Let´s talk about sex!
Neulich saß ich als Ältere in einem Kreis junger Frauen – unser Thema war Sexualität. Zuerst war da Beklommenheit: einerseits verkünden die Medien das pure Sexvergnügen – immer und überall; andererseits sind wir gerade dort sehr verletzlich, unsicher und auch irgendwie zart ...
Tragisch: wenn durch die Medien dieser Druck entsteht, "gut" zu sein im Bett. Oder einen perfekten Körper zu haben.

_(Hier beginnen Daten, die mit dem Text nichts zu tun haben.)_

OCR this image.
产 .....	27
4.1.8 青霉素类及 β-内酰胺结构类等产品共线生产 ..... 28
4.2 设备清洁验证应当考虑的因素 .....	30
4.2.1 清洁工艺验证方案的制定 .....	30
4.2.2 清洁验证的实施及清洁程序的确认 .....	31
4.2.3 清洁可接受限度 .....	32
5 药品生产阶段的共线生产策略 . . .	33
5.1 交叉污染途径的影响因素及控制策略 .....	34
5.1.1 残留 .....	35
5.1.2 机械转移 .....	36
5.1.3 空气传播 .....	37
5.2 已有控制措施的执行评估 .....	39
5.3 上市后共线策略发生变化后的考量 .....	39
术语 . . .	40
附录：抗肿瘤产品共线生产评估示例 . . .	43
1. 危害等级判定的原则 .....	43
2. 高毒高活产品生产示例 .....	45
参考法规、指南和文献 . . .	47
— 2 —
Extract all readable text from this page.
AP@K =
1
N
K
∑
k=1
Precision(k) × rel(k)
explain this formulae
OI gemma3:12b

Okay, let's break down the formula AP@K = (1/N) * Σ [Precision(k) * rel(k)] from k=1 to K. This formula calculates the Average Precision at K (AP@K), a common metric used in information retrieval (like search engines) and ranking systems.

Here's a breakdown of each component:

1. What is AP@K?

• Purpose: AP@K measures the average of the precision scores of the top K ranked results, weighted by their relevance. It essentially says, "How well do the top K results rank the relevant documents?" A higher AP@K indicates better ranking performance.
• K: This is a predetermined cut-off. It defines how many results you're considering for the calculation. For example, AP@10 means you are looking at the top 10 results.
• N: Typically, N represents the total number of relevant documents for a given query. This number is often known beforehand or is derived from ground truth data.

Erstaunt stellten wir fest, wie irritierbar wir in diesem Lebensbereich sind! Wie viel Scheu und Scham wir doch empfinden – obwohl die laute Welt da draußen alles als „locker“ deklariert. Nachdem das erstmal ausgesprochen war, wurden wir mutiger und sprachen auch über das Peinliche, was wir eigentlich nicht mal der besten Freundin erzählt hatten. Und dann kam große Erleichterung – anderen geht es genauso! Wir stellten fest: immer noch versuchen Frauen, sich sexuell schneller zu machen, sich zum Höhepunkt zu pushen, vergleichen sich mit den Männern. Immer noch sind wir nicht sicher, ob wir "da unten" richtig funktionieren. Es ist schwierig, genau auszusprechen, was wir uns wünschen. Niemand hat uns das beigebracht.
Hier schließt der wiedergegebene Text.